Yoma, Chapter Three, Mishnah Ten



Since at the end of yesterday’s mishnah we learned that Ben Gamala made the lots out of gold and he was praised for it, today’s mishnah teaches other ornaments that were donated by individuals and for which they were praised.  You can think of this mishnah as an ancient dedication plaque!


Mishnah Ten

1)      Ben Katin made twelve spigots for the laver, for there had been before only two.

a)      He also made a mechanism for the laver, in order that its water should not become unfit by remaining overnight.   

2)      King Monbaz had all the handles of all the vessels used on Yom HaKippurim made of gold.

3)      His mother Helena made a golden candelabrum over the opening of the Hekhal.

a)      She also made a golden tablet, on which the portion concerning the suspected adulteress was inscribed.

4)      For Nicanor miracles happened to his doors.

5)      And they were all mentioned for praise.



Section one:  Ben Katin, who was also a high priest, made twelve spigots for the Temple’s laver, a fancy word for sink (see Exodus 30:18-21).
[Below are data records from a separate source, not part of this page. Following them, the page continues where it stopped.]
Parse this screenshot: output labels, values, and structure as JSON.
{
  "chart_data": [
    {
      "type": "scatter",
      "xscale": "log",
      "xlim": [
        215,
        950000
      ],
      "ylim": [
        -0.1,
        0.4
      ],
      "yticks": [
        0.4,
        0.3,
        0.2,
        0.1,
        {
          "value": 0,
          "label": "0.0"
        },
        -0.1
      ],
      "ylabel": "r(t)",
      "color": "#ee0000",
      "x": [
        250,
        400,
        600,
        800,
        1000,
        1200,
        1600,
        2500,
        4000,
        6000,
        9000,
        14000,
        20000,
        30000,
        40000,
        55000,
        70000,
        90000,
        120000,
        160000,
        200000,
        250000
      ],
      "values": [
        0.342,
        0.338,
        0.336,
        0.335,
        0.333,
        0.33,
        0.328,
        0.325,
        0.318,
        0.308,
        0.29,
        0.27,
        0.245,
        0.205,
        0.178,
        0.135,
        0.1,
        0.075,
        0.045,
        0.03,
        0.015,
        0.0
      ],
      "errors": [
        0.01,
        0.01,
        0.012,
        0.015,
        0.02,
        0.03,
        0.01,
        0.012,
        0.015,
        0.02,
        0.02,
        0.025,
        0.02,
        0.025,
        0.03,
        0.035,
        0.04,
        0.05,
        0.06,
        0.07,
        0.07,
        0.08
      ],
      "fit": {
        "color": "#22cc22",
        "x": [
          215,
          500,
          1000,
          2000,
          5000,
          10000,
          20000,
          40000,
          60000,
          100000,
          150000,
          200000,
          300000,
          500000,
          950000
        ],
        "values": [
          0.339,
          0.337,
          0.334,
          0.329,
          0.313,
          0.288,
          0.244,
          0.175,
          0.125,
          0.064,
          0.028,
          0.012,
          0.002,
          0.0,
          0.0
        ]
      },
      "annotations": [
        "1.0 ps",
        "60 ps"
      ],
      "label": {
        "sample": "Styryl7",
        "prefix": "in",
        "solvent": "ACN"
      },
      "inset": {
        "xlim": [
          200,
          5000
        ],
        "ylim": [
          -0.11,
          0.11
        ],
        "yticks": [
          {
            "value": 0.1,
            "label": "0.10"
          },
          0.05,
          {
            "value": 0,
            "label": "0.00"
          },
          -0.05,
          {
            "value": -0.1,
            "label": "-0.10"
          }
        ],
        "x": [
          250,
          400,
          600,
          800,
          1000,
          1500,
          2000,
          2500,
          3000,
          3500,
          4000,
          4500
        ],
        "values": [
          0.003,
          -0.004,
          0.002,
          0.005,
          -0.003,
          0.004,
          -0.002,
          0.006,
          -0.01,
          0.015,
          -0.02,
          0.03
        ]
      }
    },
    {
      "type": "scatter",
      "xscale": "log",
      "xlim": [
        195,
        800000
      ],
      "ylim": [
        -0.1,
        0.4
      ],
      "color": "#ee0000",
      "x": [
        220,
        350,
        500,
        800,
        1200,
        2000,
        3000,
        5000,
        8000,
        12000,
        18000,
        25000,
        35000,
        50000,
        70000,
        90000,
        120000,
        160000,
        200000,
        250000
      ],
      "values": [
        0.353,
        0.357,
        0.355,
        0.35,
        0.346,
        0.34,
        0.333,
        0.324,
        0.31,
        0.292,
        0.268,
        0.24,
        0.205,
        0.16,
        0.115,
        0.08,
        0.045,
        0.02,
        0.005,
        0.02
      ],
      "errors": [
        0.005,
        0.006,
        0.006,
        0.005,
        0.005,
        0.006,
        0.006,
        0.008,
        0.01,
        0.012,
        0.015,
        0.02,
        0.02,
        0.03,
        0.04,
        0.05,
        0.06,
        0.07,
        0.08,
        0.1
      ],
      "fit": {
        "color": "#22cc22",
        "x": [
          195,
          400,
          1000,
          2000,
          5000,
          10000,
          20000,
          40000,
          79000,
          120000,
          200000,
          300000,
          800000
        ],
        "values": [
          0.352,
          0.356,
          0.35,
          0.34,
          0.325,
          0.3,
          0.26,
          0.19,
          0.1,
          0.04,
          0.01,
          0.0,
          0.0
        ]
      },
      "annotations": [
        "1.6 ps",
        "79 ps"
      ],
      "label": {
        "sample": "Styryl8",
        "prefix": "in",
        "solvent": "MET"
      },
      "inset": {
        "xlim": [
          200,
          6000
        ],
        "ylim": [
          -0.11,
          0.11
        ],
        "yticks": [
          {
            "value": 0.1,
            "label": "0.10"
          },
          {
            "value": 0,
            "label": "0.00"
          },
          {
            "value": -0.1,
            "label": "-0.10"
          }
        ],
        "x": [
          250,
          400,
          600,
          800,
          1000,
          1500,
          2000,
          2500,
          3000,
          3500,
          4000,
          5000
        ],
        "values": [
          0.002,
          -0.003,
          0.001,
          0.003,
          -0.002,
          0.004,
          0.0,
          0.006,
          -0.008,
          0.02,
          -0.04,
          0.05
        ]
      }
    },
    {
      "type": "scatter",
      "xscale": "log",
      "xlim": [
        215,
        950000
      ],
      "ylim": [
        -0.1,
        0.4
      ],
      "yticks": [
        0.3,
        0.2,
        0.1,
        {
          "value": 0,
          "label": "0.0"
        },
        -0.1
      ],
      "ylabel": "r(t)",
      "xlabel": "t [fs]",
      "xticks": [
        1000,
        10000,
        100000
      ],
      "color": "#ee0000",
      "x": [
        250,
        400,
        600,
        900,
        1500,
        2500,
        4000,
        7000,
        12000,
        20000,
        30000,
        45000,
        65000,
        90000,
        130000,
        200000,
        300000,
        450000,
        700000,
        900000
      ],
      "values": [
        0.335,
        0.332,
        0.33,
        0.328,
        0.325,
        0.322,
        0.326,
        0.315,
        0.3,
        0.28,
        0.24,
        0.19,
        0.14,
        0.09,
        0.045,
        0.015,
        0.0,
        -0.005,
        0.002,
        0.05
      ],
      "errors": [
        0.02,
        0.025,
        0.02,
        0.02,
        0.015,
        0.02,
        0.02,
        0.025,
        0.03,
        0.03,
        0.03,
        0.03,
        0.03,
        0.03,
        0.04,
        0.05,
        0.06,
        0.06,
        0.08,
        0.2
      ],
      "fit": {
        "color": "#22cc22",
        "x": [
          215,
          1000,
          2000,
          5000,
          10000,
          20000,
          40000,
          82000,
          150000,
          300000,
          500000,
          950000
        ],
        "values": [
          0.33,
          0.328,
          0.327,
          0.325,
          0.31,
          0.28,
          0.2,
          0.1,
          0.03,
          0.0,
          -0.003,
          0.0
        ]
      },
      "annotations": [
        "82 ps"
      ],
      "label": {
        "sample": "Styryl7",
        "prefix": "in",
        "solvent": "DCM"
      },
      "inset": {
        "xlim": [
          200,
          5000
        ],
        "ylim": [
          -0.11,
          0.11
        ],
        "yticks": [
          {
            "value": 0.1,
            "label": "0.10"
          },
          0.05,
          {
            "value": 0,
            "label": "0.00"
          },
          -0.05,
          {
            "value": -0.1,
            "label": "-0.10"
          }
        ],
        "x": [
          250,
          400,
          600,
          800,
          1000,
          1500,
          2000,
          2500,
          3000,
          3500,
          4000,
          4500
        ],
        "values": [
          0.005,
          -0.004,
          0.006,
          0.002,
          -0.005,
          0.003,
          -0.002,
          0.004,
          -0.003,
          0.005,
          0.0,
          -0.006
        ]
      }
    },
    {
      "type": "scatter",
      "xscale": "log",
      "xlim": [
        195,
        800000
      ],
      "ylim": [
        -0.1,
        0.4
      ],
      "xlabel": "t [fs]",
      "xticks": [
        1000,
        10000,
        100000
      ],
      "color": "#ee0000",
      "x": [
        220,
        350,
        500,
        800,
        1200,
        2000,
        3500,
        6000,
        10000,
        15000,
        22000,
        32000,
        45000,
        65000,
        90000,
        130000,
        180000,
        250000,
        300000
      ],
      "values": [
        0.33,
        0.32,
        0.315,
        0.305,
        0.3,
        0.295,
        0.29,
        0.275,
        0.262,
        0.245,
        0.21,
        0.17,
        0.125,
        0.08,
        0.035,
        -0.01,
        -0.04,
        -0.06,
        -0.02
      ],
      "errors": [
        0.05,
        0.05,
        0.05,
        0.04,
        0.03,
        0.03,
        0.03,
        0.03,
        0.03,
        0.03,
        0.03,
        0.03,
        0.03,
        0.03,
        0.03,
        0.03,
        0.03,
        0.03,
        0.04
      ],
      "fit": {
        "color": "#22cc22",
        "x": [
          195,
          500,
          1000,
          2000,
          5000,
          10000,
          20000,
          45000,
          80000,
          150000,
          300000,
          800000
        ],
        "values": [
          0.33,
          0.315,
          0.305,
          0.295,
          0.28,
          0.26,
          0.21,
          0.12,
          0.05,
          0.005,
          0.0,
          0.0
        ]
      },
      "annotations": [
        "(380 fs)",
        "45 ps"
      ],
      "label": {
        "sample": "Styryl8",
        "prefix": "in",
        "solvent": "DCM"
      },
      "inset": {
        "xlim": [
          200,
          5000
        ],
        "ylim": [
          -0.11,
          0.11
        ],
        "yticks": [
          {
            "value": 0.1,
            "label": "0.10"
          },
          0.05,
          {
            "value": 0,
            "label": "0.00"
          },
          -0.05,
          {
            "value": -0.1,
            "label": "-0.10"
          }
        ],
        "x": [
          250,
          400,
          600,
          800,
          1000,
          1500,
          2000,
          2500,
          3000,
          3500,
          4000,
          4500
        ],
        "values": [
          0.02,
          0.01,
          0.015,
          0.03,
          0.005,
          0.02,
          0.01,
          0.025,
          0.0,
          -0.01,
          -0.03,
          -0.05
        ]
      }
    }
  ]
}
The Talmud explains that this was so each of the twelve priests who were offering the tamid (see above, mishnayot 2-3) could have their own spigot.

Ben Katin is also credited with another improvement in the Temple, this one also connected to issue of water.  He made a wheel that went into the water cistern which would cause the water in the laver to be connected to the water in the cistern.  The reason for this is that any water left out overnight in a vessel in the Temple is rendered unfit.  Without this wheel, the water left over in the laver would need to be emptied out every morning.    

Section two:  King Monbaz was king of Adiabene, which is north of Israel, and is now part of Turkey.  He, as well as his brother and mother, are mentioned as converts in Josephus. They ruled in the first century C.E., slightly before the destruction of the Temple.  According to the mishnah, he paid to make the handles of vessels out of gold, in cases such as a knife, where the vessel itself could not be made of gold.

Section three:  Monbaz’s mother, who is also mentioned in Nazir 3:6, made a golden candelabrum to stand at the entrance to the Hekhal.

Helene also made a golden tablet on which to write the chapter of the Sotah (Numbers 5:11 ff.)  From here the priest could copy the words when he needed to perform the sotah (suspected adulteress) ritual (see v. 23).

Section four:  Finally, the mishnah obliquely mentions Nikanor’s doors and the miracles that happened to them.  The Talmud (Yoma 38a) explains:  “What miracles happened to his doors? They say that when Nicanor had gone to bring doors from Alexandria of Egypt, on his return a storm arose in the sea to drown him. They took one of his doors and cast it into the sea and yet the sea would not stop its rage. They wanted to cast the other into the sea. He rose and clung to it, saying: ‘Cast me in with it!’ The sea immediately stopped its raging. He was deeply grieved about the other [door]. When he arrived at the harbor of Acco, it broke through and came up from under the sides of the boat.  Others say: A monster of the sea swallowed it and spat it out on the dry land.”